Таким образом, по мере приближения лета накапливается огромный склад теплоты, который сохраняется посреди воды, где он не может причинить человеку никакого вреда, поскольку, поистине, его чувства не способны ощутить его. Там теплота остается погребенной, пока в чередовании сезонов не возвращается зима и воды не замерзают в лед. В процессе замерзания эта сокровищница теплоты, которая была скрыта все лето, вновь появляется; она перестает быть скрытой и теперь, впервые поражая чувства человека, смягчает ради него суровость зимы. Чем быстрее вода замерзает, тем быстрее высвобождается теплота; так что в силу этого великого закона природы холод фактически порождает тепло, и суровость каждого сезона, хотя ее нельзя предотвратить, смягчается пропорционально тому, как эта суровость становится более грозной.

Таким образом, опять же, поскольку теплота становится скрытой и ускользает от чувств не только при переходе льда в воду, но также при переходе воды в пар, мы находим в этом последнем обстоятельстве одну из причин, почему человек и другие животные могут жить в тропиках, которые без этого были бы необитаемыми. Они постоянно страдают от теплоты, которая скапливается в их телах и которая, рассматриваемая сама по себе, достаточна для того, чтобы уничтожить их. Но эта теплота вызывает жажду, и они вследствие этого поглощают огромные количества жидкости, большая часть которой выделяется через поры кожи в виде пара. И поскольку, согласно теории скрытой теплоты, пар не может производиться без того, чтобы огромное количество теплоты не было погребено внутри него, такой пар поглощает и уносит из тела то, что, если оставить это в системе, оказалось бы фатальным. К этому мы должны добавить, что в тропиках испарение воды неизбежно быстро, и пар, который производится таким образом, становится еще одним хранилищем теплоты и средством, с помощью которого она удаляется с земли и предотвращается от недолжного вмешательства в экономию жизни.

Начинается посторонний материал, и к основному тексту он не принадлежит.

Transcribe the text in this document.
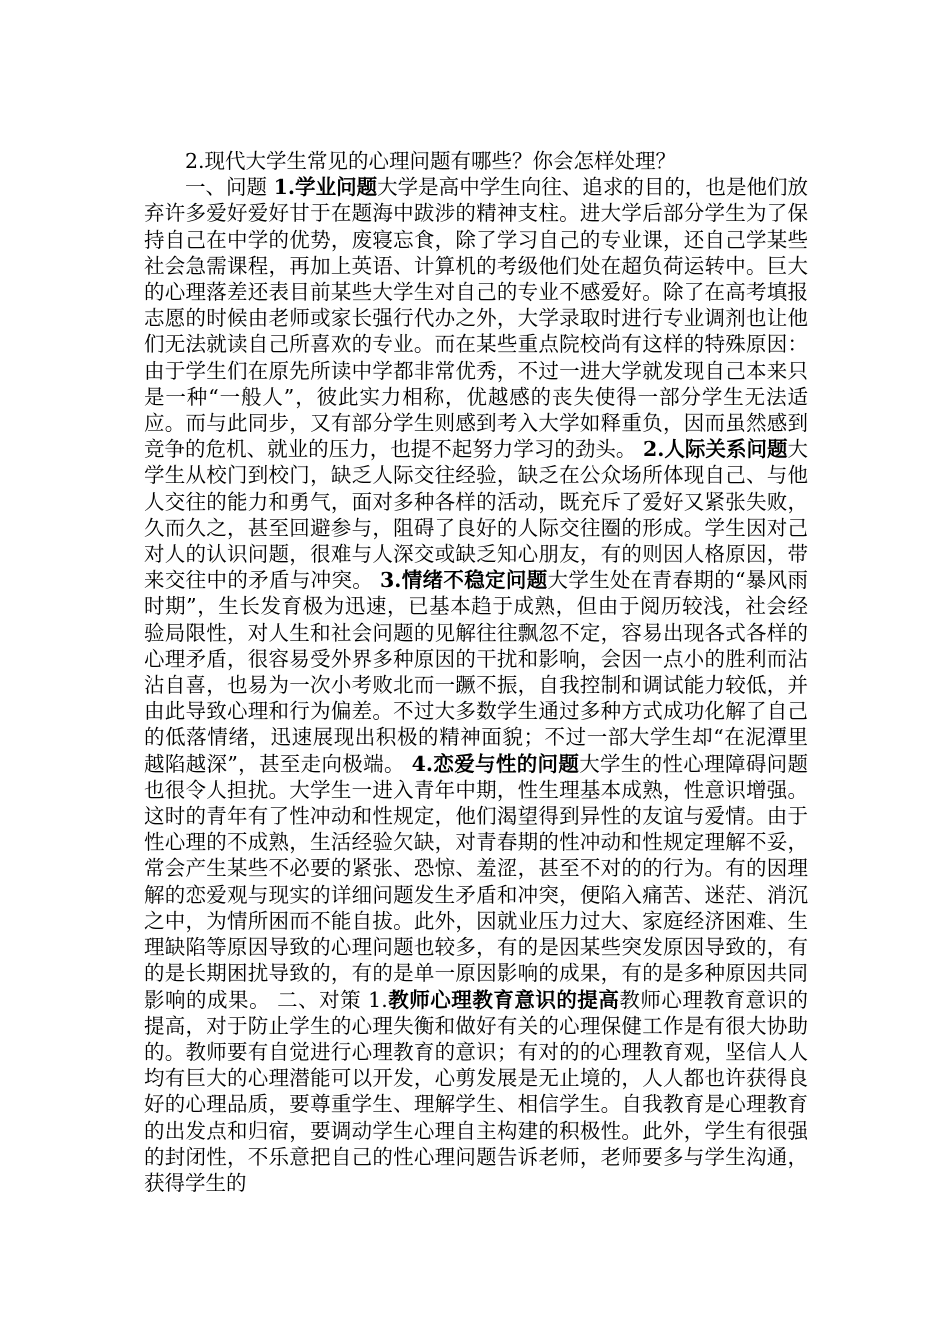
2.现代大学生常见的心理问题有哪些？你会怎样处理？

一、问题 1.学业问题大学是高中学生向往、追求的目的，也是他们放弃许多爱好爱好甘于在题海中跋涉的精神支柱。进大学后部分学生为了保持自己在中学的优势，废寝忘食，除了学习自己的专业课，还自己学某些社会急需课程，再加上英语、计算机的考级他们处在超负荷运转中。巨大的心理落差还表目前某些大学生对自己的专业不感爱好。除了在高考填报志愿的时候由老师或家长强行代办之外，大学录取时进行专业调剂也让他们无法就读自己所喜欢的专业。而在某些重点院校尚有这样的特殊原因：由于学生们在原先所读中学都非常优秀，不过一进大学就发现自己本来只是一种“一般人”，彼此实力相称，优越感的丧失使得一部分学生无法适应。而与此同步，又有部分学生则感到考入大学如释重负，因而虽然感到竞争的危机、就业的压力，也提不起努力学习的劲头。 2.人际关系问题大学生从校门到校门，缺乏人际交往经验，缺乏在公众场所体现自己、与他人交往的能力和勇气，面对多种各样的活动，既充斥了爱好又紧张失败，久而久之，甚至回避参与，阻碍了良好的人际交往圈的形成。学生因对己对人的认识问题，很难与人深交或缺乏知心朋友，有的则因人格原因，带来交往中的矛盾与冲突。 3.情绪不稳定问题大学生处在青春期的“暴风雨时期”，生长发育极为迅速，已基本趋于成熟，但由于阅历较浅，社会经验局限性，对人生和社会问题的见解往往飘忽不定，容易出现各式各样的心理矛盾，很容易受外界多种原因的干扰和影响，会因一点小的胜利而沾沾自喜，也易为一次小考败北而一蹶不振，自我控制和调试能力较低，并由此导致心理和行为偏差。不过大多数学生通过多种方式成功化解了自己的低落情绪，迅速展现出积极的精神面貌；不过一部大学生却“在泥潭里越陷越深”，甚至走向极端。 4.恋爱与性的问题大学生的性心理障碍问题也很令人担扰。大学生一进入青年中期，性生理基本成熟，性意识增强。这时的青年有了性冲动和性规定，他们渴望得到异性的友谊与爱情。由于性心理的不成熟，生活经验欠缺，对青春期的性冲动和性规定理解不妥，常会产生某些不必要的紧张、恐惊、羞涩，甚至不对的的行为。有的因理解的恋爱观与现实的详细问题发生矛盾和冲突，便陷入痛苦、迷茫、消沉之中，为情所困而不能自拔。此外，因就业压力过大、家庭经济困难、生理缺陷等原因导致的心理问题也较多，有的是因某些突发原因导致的，有的是长期困扰导致的，有的是单一原因影响的成果，有的是多种原因共同影响的成果。 二、对策 1.教师心理教育意识的提高教师心理教育意识的提高，对于防止学生的心理失衡和做好有关的心理保健工作是有很大协助的。教师要有自觉进行心理教育的意识；有对的的心理教育观，坚信人人均有巨大的心理潜能可以开发，心剪发展是无止境的，人人都也许获得良好的心理品质，要尊重学生、理解学生、相信学生。自我教育是心理教育的出发点和归宿，要调动学生心理自主构建的积极性。此外，学生有很强的封闭性，不乐意把自己的性心理问题告诉老师，老师要多与学生沟通，获得学生的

Из этих и многих других аргументов, все из которых были столь существенно умозрительными и имели дело со столь скрытыми процессами природы, что даже сейчас мы не оправданы ни в том, чтобы уверенно допускать их, ни в том, чтобы категорически отрицать их, Блэк пришел к той великой доктрине неразрушимости теплоты, которая, как я указал, имеет в своей связи с неразрушимостью силы моральную и социальную важность, даже превосходящую ее научную ценность. Хотя свидетельства, которыми он обладал, были гораздо более скудными, чем те, которыми мы обладаем ныне, он силой своего командного интеллекта, скорее нежели количеством и точностью своих фактов, до такой степени проникся убеждением в стабильности физических дел, что он применил эту идею не только к тонким феноменам теплоты, но — что было сделать гораздо труднее — он применил ее к случаям, в которых теплота настолько полностью ускользает от чувств, что человек не имеет о ней никакого понятия иначе как через посредство воображения. Согласно его взгляду, теплота проходит через огромное множество изменений, во время которых она кажется утерянной; изменений, которые никакой глаз не может увидеть, никакое осязание не может испытать и никакой прибор не может измерить. Тем не менее и посреди всех этих изменений она остается нетронутой. От нее ничего нельзя отнять, и к ней ничего нельзя прибавить. В одном из тех прекрасных пассажей своих Лекций, которые, сколь бы дурно они ни конспектировались, несут на себе печать его возвышенного гения, Блэк, изложив то, что произошло бы, если бы общее количество тепла, существующего в мире, уменьшилось бы, переходит к размышлениям о последствиях его увеличения. Если бы какая-либо сила могла добавить к нему хотя бы чуть-чуть, оно тотчас же переступило бы свои границы; равновесие было бы нарушено; устройство дел было бы расчленено. Зло быстро возрастало бы и действовало с накопленной силой, и ничто не смогло бы остановить его опустошения. Оно должно продолжать завоевывать позиции до тех пор, пока все остальные принципы не будут поглощены и побеждены. Промчавшись вперед, беспрепятственно и неотразимо, перед ним погибнет каждое животное, весь растительный мир исчезнет, воды перейдут в пар, а твердые части земного шага сольются и растают, пока в конце концов славный устой, ослабленный и растворенный, не разрушится и не вернется к тому первоначальному хаосу, из которого он был эволюционирован.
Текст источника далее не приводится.